One promising approach was outlined last year by a team at the Tyndall National Institute in Ireland, led by Jean-Pierre Colinge. They published a paper announcing the creation of a junctionless transistor—an idea patented in 1925 by a physicist called Julius Lilienfeld, but which was, until recently, too difficult to manufacture.
The junctions in a transistor are between bits of silicon doped to conduct electrons (known as n-type material, because electrons are negatively charged), and p-type areas doped to conduct positively charged holes in the crystal lattice, which are places where electrons should be, but aren’t. In some transistors, source and drain are p-type, and channel n-type. In others the reverse is true. The junctions between n- and p-type silicon act like valves, stopping current flowing in the wrong direction.
As transistors get smaller, however, laying down n-type and p-type materials in proximity gets harder, thanks once again to fluctuations in the concentrations of dopants. Dr Colinge’s design—which, like Intel’s Tri-Gate, clamps a 3D gate around a single, ultra-thin silicon wire—avoids this by building the entire device from a single type of semiconductor, with much higher dopant concentrations than a conventional flat transistor. The design incorporates a channel thin enough to become entirely devoid of carriers (ie, free electrons or holes) when switched off, thus acting as a valve, yet full of them when switched on. It should be shrinkable, too. The Tyndall Institute’s researchers reported last year that atom-by-atom computer simulations of junctionless transistors with a gate length of just 3.1 nanometres show that they ought to work perfectly.

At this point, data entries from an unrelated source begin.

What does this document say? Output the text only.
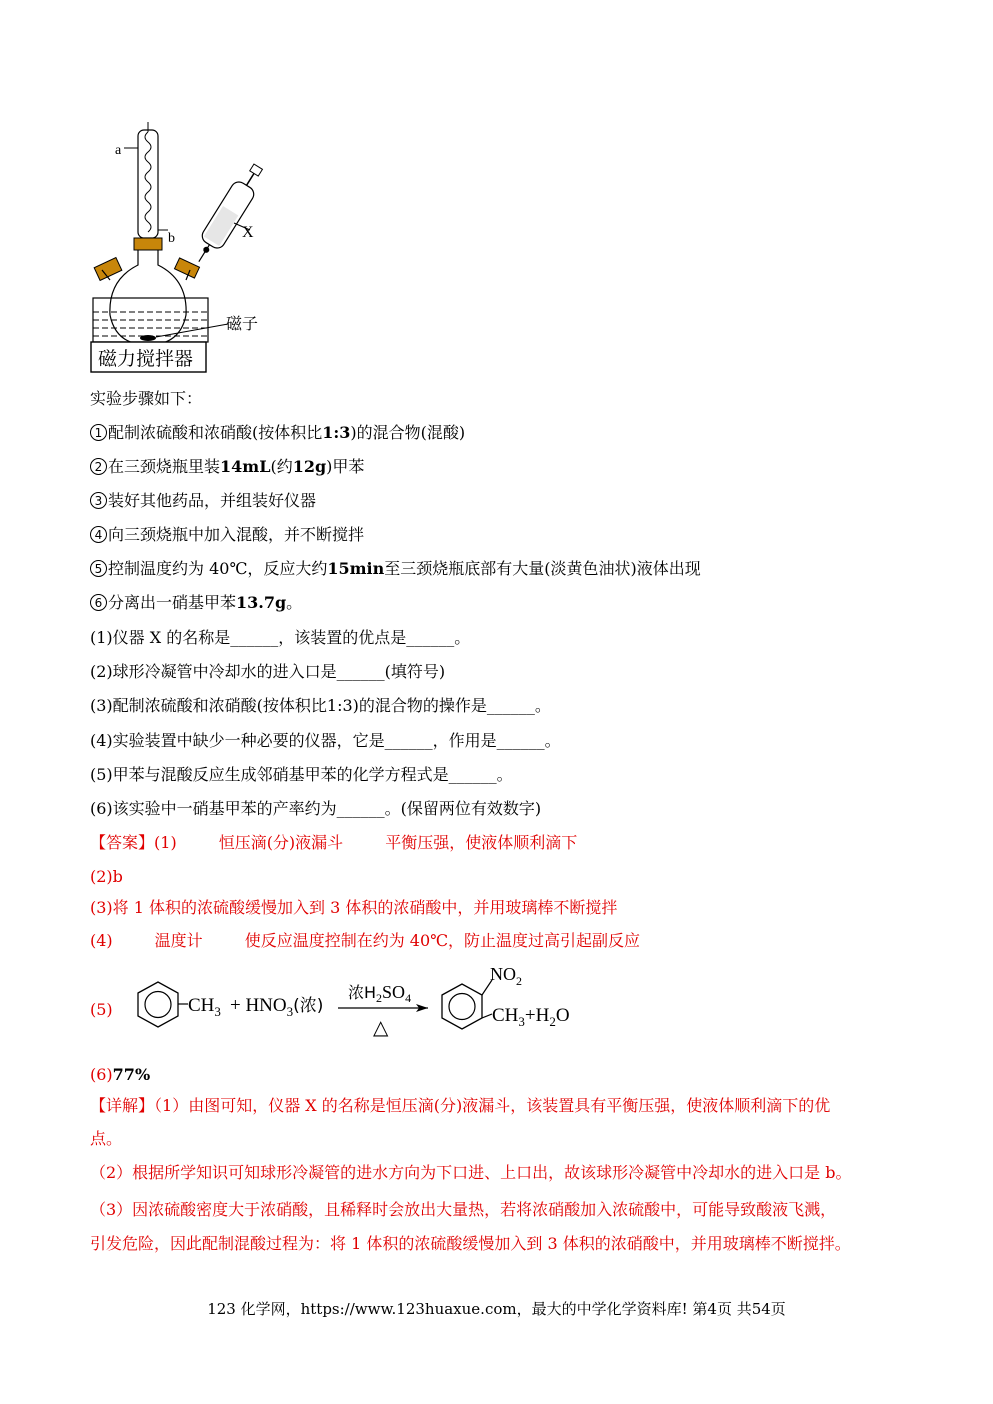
a
b	X
磁子
磁力搅拌器
实验步骤如下：
1 配制浓硫酸和浓硝酸(按体积比1:3)的混合物(混酸)
2 在三颈烧瓶里装14mL(约12g)甲苯
3 装好其他药品，并组装好仪器
4 向三颈烧瓶中加入混酸，并不断搅拌
5 控制温度约为 40℃，反应大约15min至三颈烧瓶底部有大量(淡黄色油状)液体出现
6 分离出一硝基甲苯13.7g。
(1)仪器 X 的名称是______，该装置的优点是______。
(2)球形冷凝管中冷却水的进入口是______(填符号)
(3)配制浓硫酸和浓硝酸(按体积比1:3)的混合物的操作是______。
(4)实验装置中缺少一种必要的仪器，它是______，作用是______。
(5)甲苯与混酸反应生成邻硝基甲苯的化学方程式是______。
(6)该实验中一硝基甲苯的产率约为______。(保留两位有效数字)
【答案】(1)	恒压滴(分)液漏斗	平衡压强，使液体顺利滴下
(2)b
(3)将 1 体积的浓硫酸缓慢加入到 3 体积的浓硝酸中，并用玻璃棒不断搅拌
(4)	温度计	使反应温度控制在约为 40℃，防止温度过高引起副反应
(5)	$CH_3 + HNO_3$(浓)
浓$H_2SO_4$
△
$NO_2$
$CH_3+H_2O$
(6)77%
【详解】（1）由图可知，仪器 X 的名称是恒压滴(分)液漏斗，该装置具有平衡压强，使液体顺利滴下的优
点。
（2）根据所学知识可知球形冷凝管的进水方向为下口进、上口出，故该球形冷凝管中冷却水的进入口是 b。
（3）因浓硫酸密度大于浓硝酸，且稀释时会放出大量热，若将浓硝酸加入浓硫酸中，可能导致酸液飞溅，
引发危险，因此配制混酸过程为：将 1 体积的浓硫酸缓慢加入到 3 体积的浓硝酸中，并用玻璃棒不断搅拌。
123 化学网，https://www.123huaxue.com，最大的中学化学资料库! 第4页 共54页
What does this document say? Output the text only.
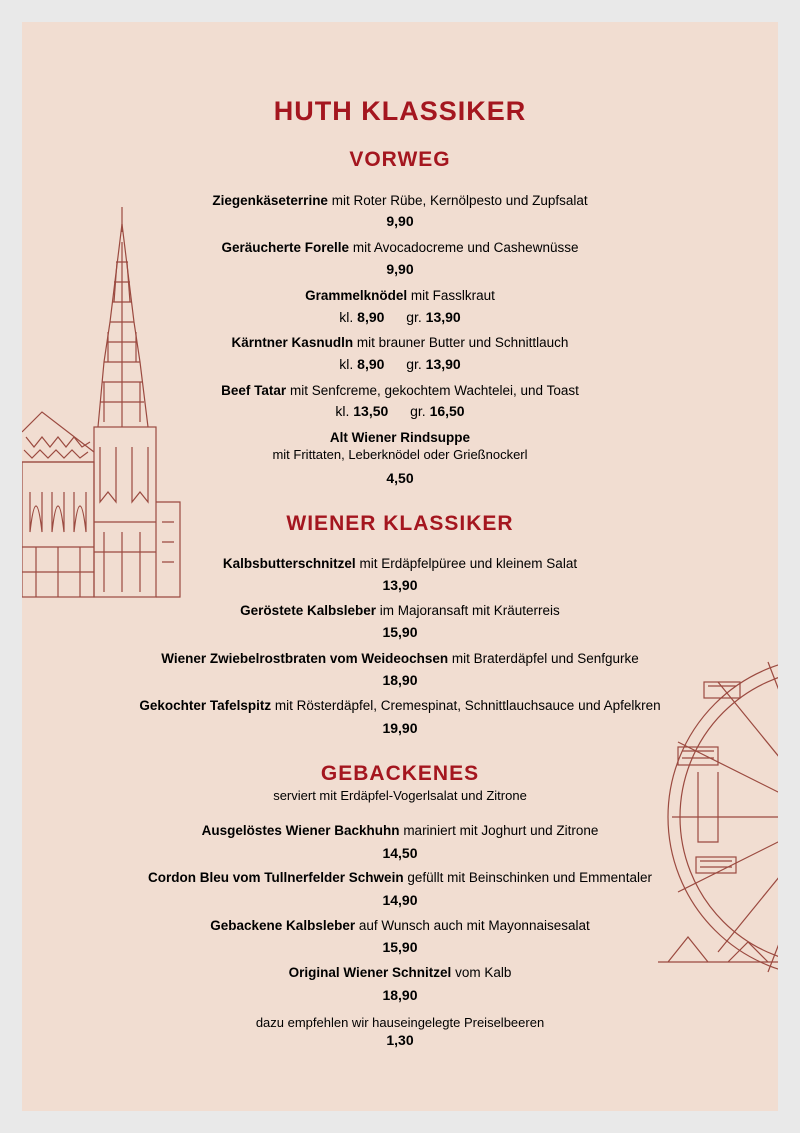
HUTH KLASSIKER
VORWEG
Ziegenkäseterrine mit Roter Rübe, Kernölpesto und Zupfsalat
9,90
Geräucherte Forelle mit Avocadocreme und Cashewnüsse
9,90
Grammelknödel mit Fasslkraut
kl. 8,90 gr. 13,90
Kärntner Kasnudln mit brauner Butter und Schnittlauch
kl. 8,90 gr. 13,90
Beef Tatar mit Senfcreme, gekochtem Wachtelei, und Toast
kl. 13,50 gr. 16,50
Alt Wiener Rindsuppe
mit Frittaten, Leberknödel oder Grießnockerl
4,50
WIENER KLASSIKER
Kalbsbutterschnitzel mit Erdäpfelpüree und kleinem Salat
13,90
Geröstete Kalbsleber im Majoransaft mit Kräuterreis
15,90
Wiener Zwiebelrostbraten vom Weideochsen mit Braterdäpfel und Senfgurke
18,90
Gekochter Tafelspitz mit Rösterdäpfel, Cremespinat, Schnittlauchsauce und Apfelkren
19,90
GEBACKENES
serviert mit Erdäpfel-Vogerlsalat und Zitrone
Ausgelöstes Wiener Backhuhn mariniert mit Joghurt und Zitrone
14,50
Cordon Bleu vom Tullnerfelder Schwein gefüllt mit Beinschinken und Emmentaler
14,90
Gebackene Kalbsleber auf Wunsch auch mit Mayonnaisesalat
15,90
Original Wiener Schnitzel vom Kalb
18,90
dazu empfehlen wir hauseingelegte Preiselbeeren
1,30
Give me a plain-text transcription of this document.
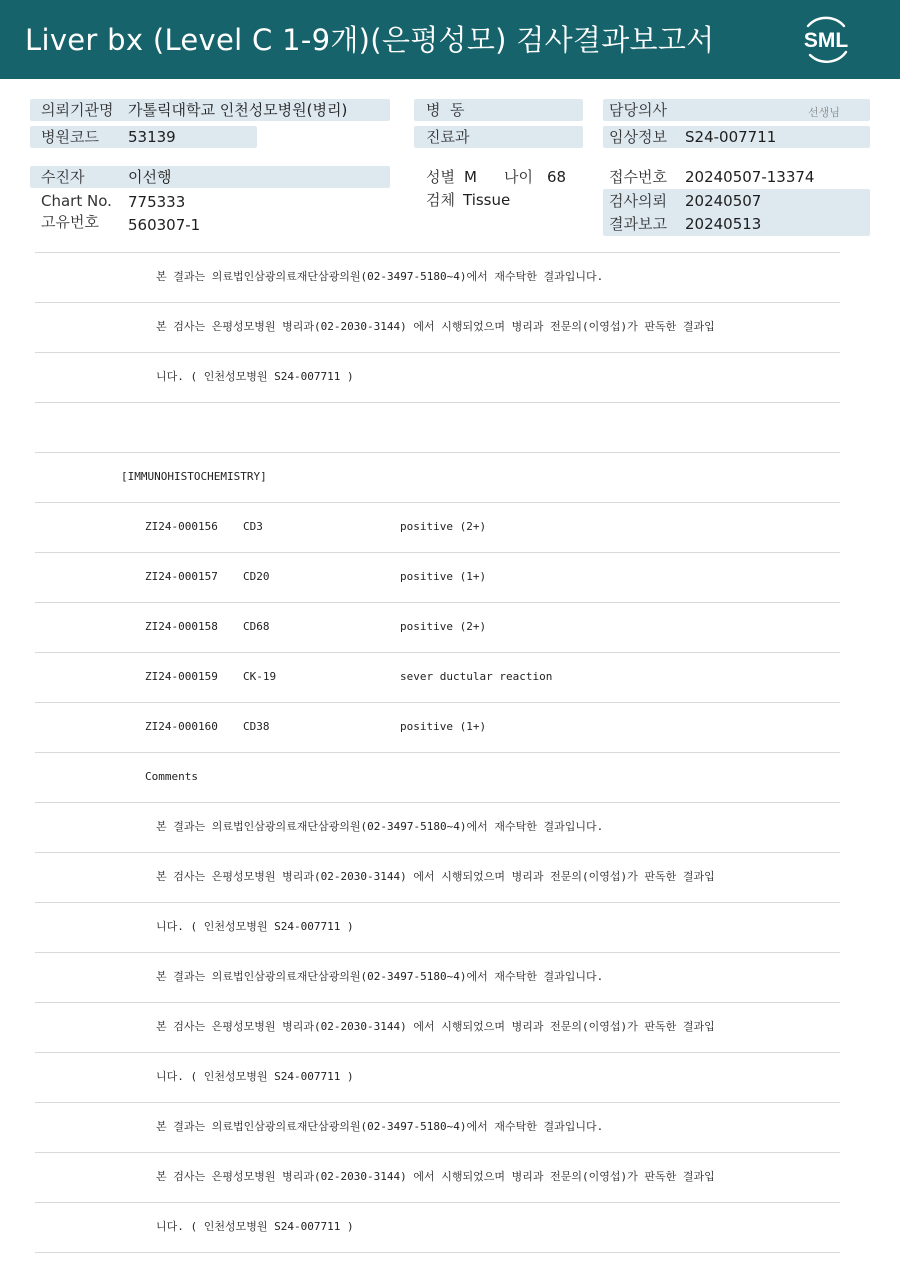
Liver bx (Level C 1-9개)(은평성모) 검사결과보고서	SML
의뢰기관명 가톨릭대학교 인천성모병원(병리)
병원코드 53139
병  동
진료과
담당의사	선생님
임상정보 S24-007711
수진자	이선행
Chart No. 775333
고유번호 560307-1
성별 M 나이 68
검체 Tissue
접수번호 20240507-13374
검사의뢰 20240507
결과보고 20240513
본 결과는 의료법인삼광의료재단삼광의원(02-3497-5180~4)에서 재수탁한 결과입니다.
본 검사는 은평성모병원 병리과(02-2030-3144) 에서 시행되었으며 병리과 전문의(이영섭)가 판독한 결과입
니다. ( 인천성모병원 S24-007711 )
[IMMUNOHISTOCHEMISTRY]
ZI24-000156 CD3	positive (2+)
ZI24-000157 CD20	positive (1+)
ZI24-000158 CD68	positive (2+)
ZI24-000159 CK-19	sever ductular reaction
ZI24-000160 CD38	positive (1+)
Comments
본 결과는 의료법인삼광의료재단삼광의원(02-3497-5180~4)에서 재수탁한 결과입니다.
본 검사는 은평성모병원 병리과(02-2030-3144) 에서 시행되었으며 병리과 전문의(이영섭)가 판독한 결과입
니다. ( 인천성모병원 S24-007711 )
본 결과는 의료법인삼광의료재단삼광의원(02-3497-5180~4)에서 재수탁한 결과입니다.
본 검사는 은평성모병원 병리과(02-2030-3144) 에서 시행되었으며 병리과 전문의(이영섭)가 판독한 결과입
니다. ( 인천성모병원 S24-007711 )
본 결과는 의료법인삼광의료재단삼광의원(02-3497-5180~4)에서 재수탁한 결과입니다.
본 검사는 은평성모병원 병리과(02-2030-3144) 에서 시행되었으며 병리과 전문의(이영섭)가 판독한 결과입
니다. ( 인천성모병원 S24-007711 )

Such a gate length would keep Moore’s law rolling for several years. To carry on beyond that, however, requires even more exotic thinking. A number of groups of academics and engineers, for example, are pondering how to make transistors in which quantum tunnelling is a feature rather than a bug. Quantum theory dictates that electrons are available only at certain energy levels, which means that a transistor which harnessed the tunnelling effect could switch directly from a low current (off) to a high current (on), with no ramp-up time.
That would be a neat trick. Whether it would be the last one up the engineers’ sleeves, as the single-atom limit looms, remains to be seen. When he first promulgated it, Dr Moore thought his law might endure for ten years. The irresistible force of human ingenuity has ensured it has done far better than that. But that force is now up against the immovable object of atomic physics. It is a fascinating contest.